Designers Violante & Rochford open store in Santa Fe
Simply named The Store, interior design partners turn an ordinary Craftsman house into a showcase for their eclectic wares
Interiors designers Violante & Rochford have gone retail, right next door to their studio on Paseo de Peralta they have occupied for nine years. Michael Violante and Paul Rochford display their interior design esthetic at The Store, their simple name for the space for the one-of-kind items picked up on their world travels.
There are fabrics, napkins, throws, scarves and runners from Guinea in west Africa; hand woven palm baskets from Mexico; and a set of handblown drinking glasses — all of slightly different height — from the small mom-and-pop company La Soufflerie in France.

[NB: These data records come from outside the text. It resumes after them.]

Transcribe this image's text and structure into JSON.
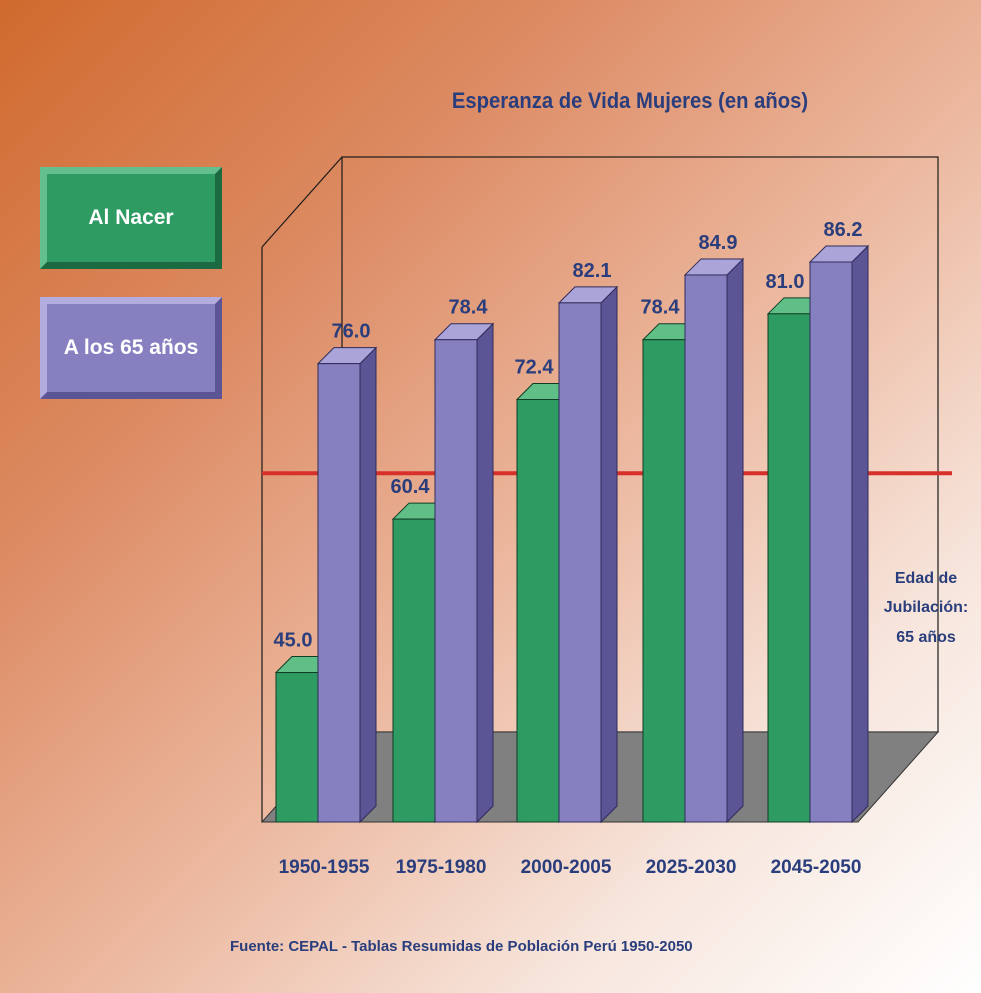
{
  "chart_data": {
    "type": "bar",
    "title": "Esperanza de Vida Mujeres (en años)",
    "categories": [
      "1950-1955",
      "1975-1980",
      "2000-2005",
      "2025-2030",
      "2045-2050"
    ],
    "series": [
      {
        "name": "Al Nacer",
        "values": [
          45.0,
          60.4,
          72.4,
          78.4,
          81.0
        ],
        "color": "#2e9b62"
      },
      {
        "name": "A los 65 años",
        "values": [
          76.0,
          78.4,
          82.1,
          84.9,
          86.2
        ],
        "color": "#8780c0"
      }
    ],
    "value_labels": [
      [
        "45.0",
        "60.4",
        "72.4",
        "78.4",
        "81.0"
      ],
      [
        "76.0",
        "78.4",
        "82.1",
        "84.9",
        "86.2"
      ]
    ],
    "reference_line": {
      "value": 65,
      "color": "#d7302a",
      "label_lines": [
        "Edad de",
        "Jubilación:",
        "65 años"
      ]
    },
    "ylim": [
      30,
      90
    ],
    "xlabel": "",
    "ylabel": "",
    "grid": false,
    "legend_placement": "left",
    "floor_color": "#808080",
    "label_color": "#2a3d7c"
  },
  "source": "Fuente: CEPAL - Tablas Resumidas de Población Perú 1950-2050"
}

Their signature touch is mixing contemporary items with antiques “for a little soul” in many of the interior designs they have done for homes in Santa Fe and across the country and overseas, Violante said.
The Store is set in a furnished eight-room, 2,200-square-foot 1906 Craftsman house. Contemporary and antique merchandise abound. Much of it is made by small family companies or individual artisans, with quite a bit from New England. Items such as soap covered with alpaca wool, crafted by the same Maine woman, and ceramic kitchen and tableware from Farmhouse Pottery in Vermont are on display.
“They are found pieces or artisans we find on our travels,” Rochford said.
The Store, at 401 Paseo de Peralta, opened in November, one year after the married couple leased the house.
“It took a year to get to open,” Rochford said. “It took that time to get the right pieces; we wanted to make sure you couldn’t get the pieces anywhere else in town.”
The online version of The Store (https:// tinyurl.com/y2r4vhgg) went live in February.
“It was a huge amount of time photographing everything properly, writing descriptions, measuring it and weighing it,” Violante said.
About 120 items are available online, but eventually Violante and Rochford want to have all 480 items at The Store, except maybe the larger furniture, available online. The online business is fed by Violante & Rochford’s 17,300 Instagram followers along with 4,500 Facebook followers and 2,600 Twitter followers.
Violante & Rochford’s interior design work is mostly in play in Santa Fe’s historic district and in the Monte Sereno and Las Campanas neigborhoods. Their designs can aso be seen in places like New York, Texas and California — “We just finished a home in Carmel,” Rochfort said — and overseas, “We’re working on a home in Wengen, Switzerland,” Violante said.
Violante & Rochford have gotten high-profile media coverage in the Chicago Tribune, London’s Daily Mail and Daily Telegraph Home magazine,
Flair, Modern Luxury Interiors Texas, HGTV and often in Santa Fean magazine. The Wall Street Journal will photograph a Monte Sereno home with their interior touches at the end of March.
Rochfort is a native Santa Fean; Violante arrived in the City Different nearly 30 years ago from Minneapolis and is originally from Chicago.
The Store was a solution to the clutter building at their studio next door. “We were buying a lot anyway,” Rochford said. “We’ve been buying like we have a store for many years. We were warehousing it at the studio.
"This property became available about three years ago. We were not ready.”
A couple office tenants came and went over the next year and half, and by then the couple was ready to commit to a lease — if not opening The Store until a year later
The Crafstman house’s exterior — like the name The Store — is unassuming, easy to overlook on a drive by. The interior is early 20th century and upperwardly mobile. “I want it to feel like a magical experience and totally unexpected,” Rochford said.